The pin that is used to debit cards and credit cards to be secure, can be easily intercepted. Also Dutch pin codes of debit cards may be vulnerable. “The system should be on the shovel,” said beveiligingsonderzoeker Andrea Barisani.
In recent years, banks have taken measures to pins on credit cards and debit cards to better protect, but because of outdated credit cards also must be supported, will void that extra security. That warning beveiligingsonderzoeker Andrea Barisani of security firm Inverse Path.

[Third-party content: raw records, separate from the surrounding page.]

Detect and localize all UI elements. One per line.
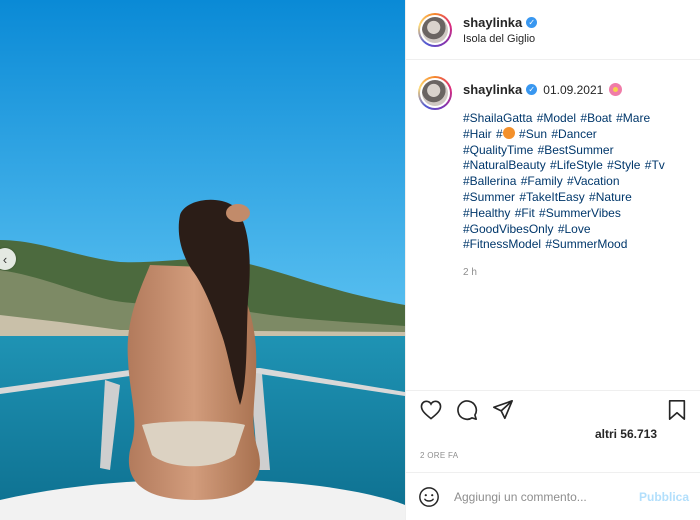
verified-badge-icon: ✓ <box>526 84 538 95</box>
likes-count[interactable]: altri 56.713 <box>406 427 700 441</box>
bookmark-icon[interactable] <box>667 399 687 421</box>
profile-picture <box>422 80 448 106</box>
smiley-icon[interactable] <box>418 486 440 508</box>
flower-emoji-icon <box>609 83 623 96</box>
caption-date: 01.09.2021 <box>543 82 604 97</box>
hashtag-line[interactable]: #GoodVibesOnly #Love <box>463 222 683 238</box>
caption-timestamp: 2 h <box>463 267 477 279</box>
post-actions: altri 56.713 2 ORE FA <box>406 390 700 460</box>
caption-hashtags: #ShailaGatta #Model #Boat #Mare #Hair # … <box>463 111 683 253</box>
hashtag-line[interactable]: #Summer #TakeItEasy #Nature <box>463 190 683 206</box>
hashtag-line[interactable]: #FitnessModel #SummerMood <box>463 237 683 253</box>
username-link[interactable]: shaylinka <box>463 15 522 30</box>
profile-picture <box>422 16 448 43</box>
comment-bar: Pubblica <box>406 472 700 520</box>
hashtag-line[interactable]: #Ballerina #Family #Vacation <box>463 174 683 190</box>
hashtag-line[interactable]: #ShailaGatta #Model #Boat #Mare <box>463 111 683 127</box>
hashtag-line[interactable]: #NaturalBeauty #LifeStyle #Style #Tv <box>463 158 683 174</box>
avatar[interactable] <box>418 12 452 47</box>
verified-badge-icon: ✓ <box>526 16 538 28</box>
location-link[interactable]: Isola del Giglio <box>463 33 537 45</box>
chevron-left-icon: ‹ <box>2 251 8 267</box>
caption-section: shaylinka ✓ 01.09.2021 #ShailaGatta #Mod… <box>406 60 700 390</box>
heart-icon[interactable] <box>420 400 442 420</box>
post-side-panel: shaylinka ✓ Isola del Giglio shaylinka ✓… <box>405 0 700 520</box>
hashtag-line[interactable]: #Hair # #Sun #Dancer <box>463 126 683 143</box>
hashtag-line[interactable]: #Healthy #Fit #SummerVibes <box>463 206 683 222</box>
comment-bubble-icon[interactable] <box>456 399 478 421</box>
comment-input[interactable] <box>454 489 624 504</box>
caption-username[interactable]: shaylinka <box>463 82 522 97</box>
post-header: shaylinka ✓ Isola del Giglio <box>406 0 700 60</box>
paper-plane-icon[interactable] <box>492 399 514 421</box>
post-photo[interactable]: ‹ <box>0 0 405 520</box>
caption-avatar[interactable] <box>418 76 452 110</box>
publish-button[interactable]: Pubblica <box>639 490 689 504</box>
post-age: 2 ORE FA <box>420 451 459 460</box>
photo-image <box>0 0 405 520</box>
hashtag-line[interactable]: #QualityTime #BestSummer <box>463 143 683 159</box>
peach-emoji-icon <box>502 126 515 139</box>
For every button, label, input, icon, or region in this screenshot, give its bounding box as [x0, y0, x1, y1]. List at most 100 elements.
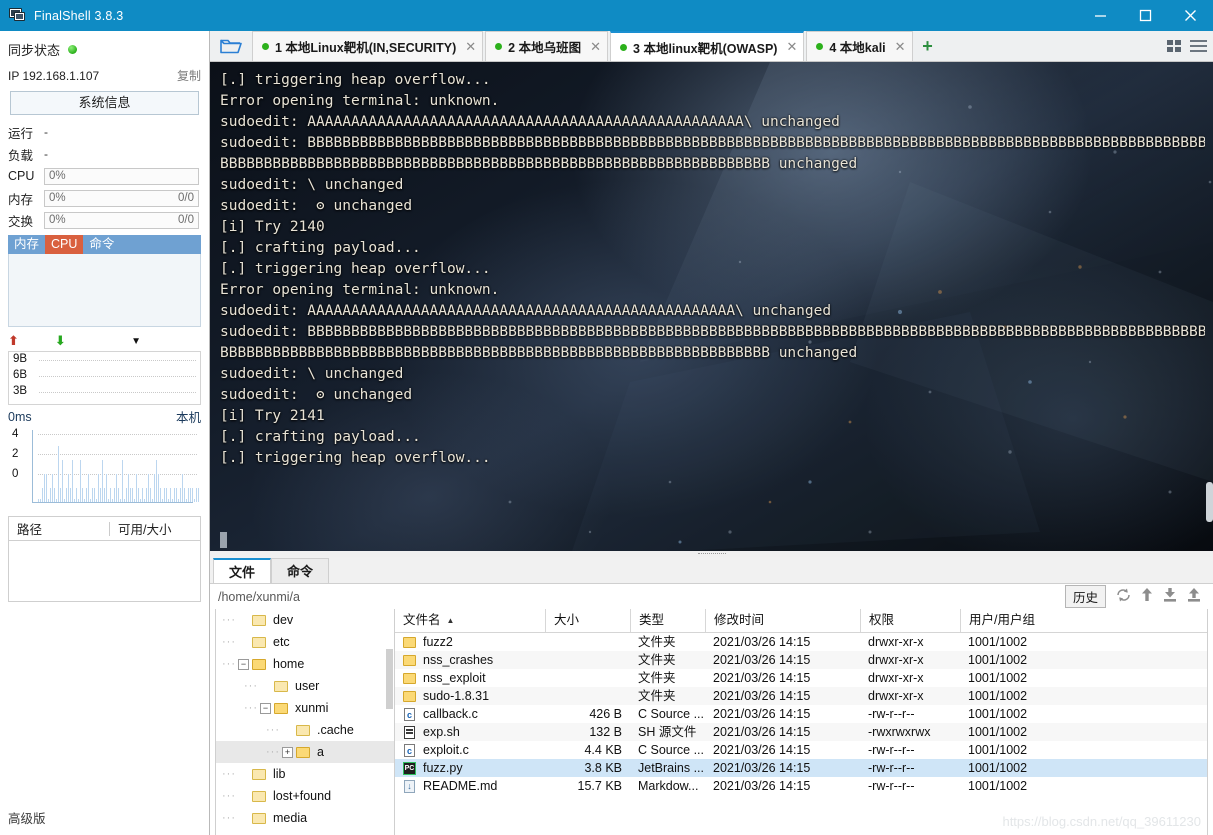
advanced-version-label[interactable]: 高级版: [8, 808, 46, 827]
terminal-pane[interactable]: [.] triggering heap overflow... Error op…: [210, 62, 1213, 557]
network-traffic-graph: 9B 6B 3B: [8, 351, 201, 405]
file-owner-cell: 1001/1002: [968, 671, 1028, 685]
file-row[interactable]: nss_exploit 文件夹 2021/03/26 14:15 drwxr-xr-x…: [395, 669, 1207, 687]
ping-bar: [86, 488, 87, 502]
session-tab-4[interactable]: 4 本地kali ✕: [806, 31, 913, 61]
file-row[interactable]: fuzz.py 3.8 KB JetBrains ... 2021/03/26 14:…: [395, 759, 1207, 777]
file-mtime-cell: 2021/03/26 14:15: [713, 761, 811, 775]
tree-item-xunmi[interactable]: ··· − xunmi: [216, 697, 394, 719]
memory-usage-value: 0%: [49, 192, 66, 204]
tree-item-lib[interactable]: ··· lib: [216, 763, 394, 785]
file-row[interactable]: README.md 15.7 KB Markdow... 2021/03/26 14:…: [395, 777, 1207, 795]
tree-item-dev[interactable]: ··· dev: [216, 609, 394, 631]
tree-item-home[interactable]: ··· − home: [216, 653, 394, 675]
directory-tree[interactable]: ··· dev ··· etc ··· − home ··· user ··· − xunmi ···.…: [215, 609, 395, 835]
tree-item--cache[interactable]: ··· .cache: [216, 719, 394, 741]
current-path-label[interactable]: /home/xunmi/a: [218, 590, 300, 604]
file-name-label: callback.c: [423, 707, 478, 721]
ping-bar: [166, 488, 167, 502]
file-size-cell: [545, 651, 630, 669]
disk-col-free: 可用/大小: [118, 523, 172, 537]
tab-files[interactable]: 文件: [213, 558, 272, 583]
close-icon[interactable]: ✕: [465, 39, 476, 55]
file-row[interactable]: nss_crashes 文件夹 2021/03/26 14:15 drwxr-xr-x…: [395, 651, 1207, 669]
new-tab-button[interactable]: +: [915, 31, 941, 61]
file-permissions-cell: drwxr-xr-x: [868, 653, 924, 667]
upload-to-server-icon[interactable]: [1187, 588, 1201, 605]
file-row[interactable]: exploit.c 4.4 KB C Source ... 2021/03/26 14…: [395, 741, 1207, 759]
terminal-scrollbar[interactable]: [1206, 482, 1213, 522]
file-row[interactable]: sudo-1.8.31 文件夹 2021/03/26 14:15 drwxr-xr-x…: [395, 687, 1207, 705]
process-tab-memory[interactable]: 内存: [8, 235, 45, 254]
file-permissions-cell: -rwxrwxrwx: [868, 725, 931, 739]
file-row[interactable]: fuzz2 文件夹 2021/03/26 14:15 drwxr-xr-x 1001/1…: [395, 633, 1207, 651]
process-tab-cpu[interactable]: CPU: [45, 235, 84, 254]
ping-bar: [158, 474, 159, 502]
ping-bar: [94, 488, 95, 502]
column-header-5[interactable]: 用户/用户组: [960, 609, 1080, 632]
column-header-2[interactable]: 类型: [630, 609, 705, 632]
system-info-button[interactable]: 系统信息: [10, 91, 199, 115]
file-list[interactable]: 文件名 ▲ 大小 类型 修改时间 权限 用户/用户组 fuzz2 文件夹 2021/03/26 …: [395, 609, 1208, 835]
chevron-down-icon[interactable]: ▼: [131, 336, 141, 347]
file-history-button[interactable]: 历史: [1064, 585, 1106, 608]
tree-item-media[interactable]: ··· media: [216, 807, 394, 829]
maximize-button[interactable]: [1123, 0, 1168, 31]
folder-icon: [252, 812, 267, 825]
file-name-cell: nss_crashes: [395, 651, 545, 669]
file-row[interactable]: callback.c 426 B C Source ... 2021/03/26 14…: [395, 705, 1207, 723]
grid-view-icon[interactable]: [1167, 39, 1183, 53]
file-manager-tabs: 文件 命令: [210, 557, 1213, 583]
refresh-icon[interactable]: [1116, 588, 1131, 605]
download-to-disk-icon[interactable]: [1163, 588, 1177, 605]
session-tab-3[interactable]: 3 本地linux靶机(OWASP) ✕: [610, 31, 805, 61]
column-header-1[interactable]: 大小: [545, 609, 630, 632]
tree-item-lost-found[interactable]: ··· lost+found: [216, 785, 394, 807]
ping-latency-graph: 4 2 0: [8, 426, 201, 508]
process-tab-command[interactable]: 命令: [83, 235, 120, 254]
close-icon[interactable]: ✕: [590, 39, 601, 55]
column-header-3[interactable]: 修改时间: [705, 609, 860, 632]
ping-bar: [142, 488, 143, 502]
close-icon[interactable]: ✕: [895, 39, 906, 55]
file-permissions-cell: -rw-r--r--: [868, 761, 915, 775]
file-name-cell: exploit.c: [395, 741, 545, 759]
file-row[interactable]: exp.sh 132 B SH 源文件 2021/03/26 14:15 -rwxrwx…: [395, 723, 1207, 741]
file-type-cell: 文件夹: [638, 689, 676, 703]
file-type-cell: JetBrains ...: [638, 761, 704, 775]
column-header-0[interactable]: 文件名 ▲: [395, 609, 545, 632]
net-ytick-2: 3B: [13, 385, 28, 397]
close-icon[interactable]: ✕: [786, 39, 797, 55]
tree-item-user[interactable]: ··· user: [216, 675, 394, 697]
tree-collapse-icon[interactable]: −: [260, 702, 271, 714]
close-button[interactable]: [1168, 0, 1213, 31]
tree-guide-line: ···: [222, 614, 236, 626]
tree-expand-icon[interactable]: +: [282, 746, 293, 758]
minimize-button[interactable]: [1078, 0, 1123, 31]
ping-host-label[interactable]: 本机: [176, 407, 201, 426]
hamburger-menu-icon[interactable]: [1190, 39, 1207, 53]
ip-row: IP 192.168.1.107 复制: [0, 63, 209, 86]
tree-item-a[interactable]: ··· + a: [216, 741, 394, 763]
file-size-cell: [545, 669, 630, 687]
upload-arrow-icon[interactable]: [1141, 588, 1153, 605]
session-tab-2[interactable]: 2 本地乌班图 ✕: [485, 31, 609, 61]
copy-ip-button[interactable]: 复制: [177, 67, 201, 84]
file-type-cell: 文件夹: [638, 671, 676, 685]
ping-bar: [192, 488, 193, 502]
session-tab-1[interactable]: 1 本地Linux靶机(IN,SECURITY) ✕: [252, 31, 484, 61]
file-type-cell: Markdow...: [638, 779, 699, 793]
open-folder-icon[interactable]: [210, 31, 252, 61]
column-header-4[interactable]: 权限: [860, 609, 960, 632]
file-owner-cell: 1001/1002: [968, 743, 1028, 757]
stat-label-memory: 内存: [8, 192, 34, 207]
c-file-icon: [403, 743, 417, 757]
ping-bar: [130, 488, 131, 502]
title-bar: FinalShell 3.8.3: [0, 0, 1213, 31]
ping-ytick-0: 4: [12, 428, 19, 440]
tree-item-etc[interactable]: ··· etc: [216, 631, 394, 653]
tab-commands[interactable]: 命令: [271, 558, 330, 583]
tree-collapse-icon[interactable]: −: [238, 658, 249, 670]
ping-ytick-1: 2: [12, 448, 19, 460]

Although Barisani only problems encountered in the security of the pin codes on credit cards, are debit cards with the in the Netherlands used Maestro standard also vulnerable, as soon as they are put in an atm that both credit cards as debit cards support. Often that is so, because the chips on credit and debit cards on the same technology back: EMV, which stands for Europay, MasterCard and Visa.
The pin code can be intercepted by a small device in an atm to slide. That device acts as a credit card and performs a man-in-the-middle-attack on the transaction between the atm card and the atm. “I have Maestro-fit has not been explored, but that doesn’t matter,” said Barisani opposite Tweakers. The device in the atm is scrolled to emulate a credit card; the atm does not agree that there is, in fact, completely no credit card is entered.
The vulnerability is located in the support of pinapparaten for outdated forms of authentication of credit cards, where the pin is unencrypted is sent to the atm. An attacker can force that outdated form of authentication is used. “This problem is caused by backwards compatibility,” said Barisani.
“One problem is that the card authentication and the authentication of the pin code separately to happen”, says Barisani. The solution would be to verify the authenticity of the card to verify it before the pin is entered; something which is now not happening. However, that is in conflict with the official specification of the payment system. “The only solution is to get the specification to ignore,” said Barisani. “Or to the whole system on the shovel to throw.”
Dutch banks have taken steps to arm themselves against the vulnerability, but Barisani suspect that the problem is still abuse. Because of the outdated, foreign credit cards still accepted, would be attackers, therefore, can arise if a foreign debit card.
The vulnerability relates only to the interception of the pin code; an attacker would also have the debit card in their own hands. “But the problem is that you as a customer are liable if your debit card is stolen and the thief your pin used”, says Barisani. Banks, according to him that customers be remiss if the pin code is used, because they, for example, on a piece of paper in their wallet. “We want to demonstrate that this is not necessarily the case, because the pin can be intercepted.”
The conclusion that “credit cards may also be geskimd’, which NU.nl pull, slide Barisani aside. “We warn for a very specific problem,” says Barisani. “To say that credit cards are not secure, is not fair. Because that is not true.”
The problems for which Barisani warns are not new: in 2011, warned Barisani’s colleague Daniele Bianco all vulnerable credit cards at the Hack in the Box security conference in Amsterdam. However, Barisani a new hack is found for which more cards are vulnerable than previously thought. That seems to be no consequences for Dutch debit cards and credit cards.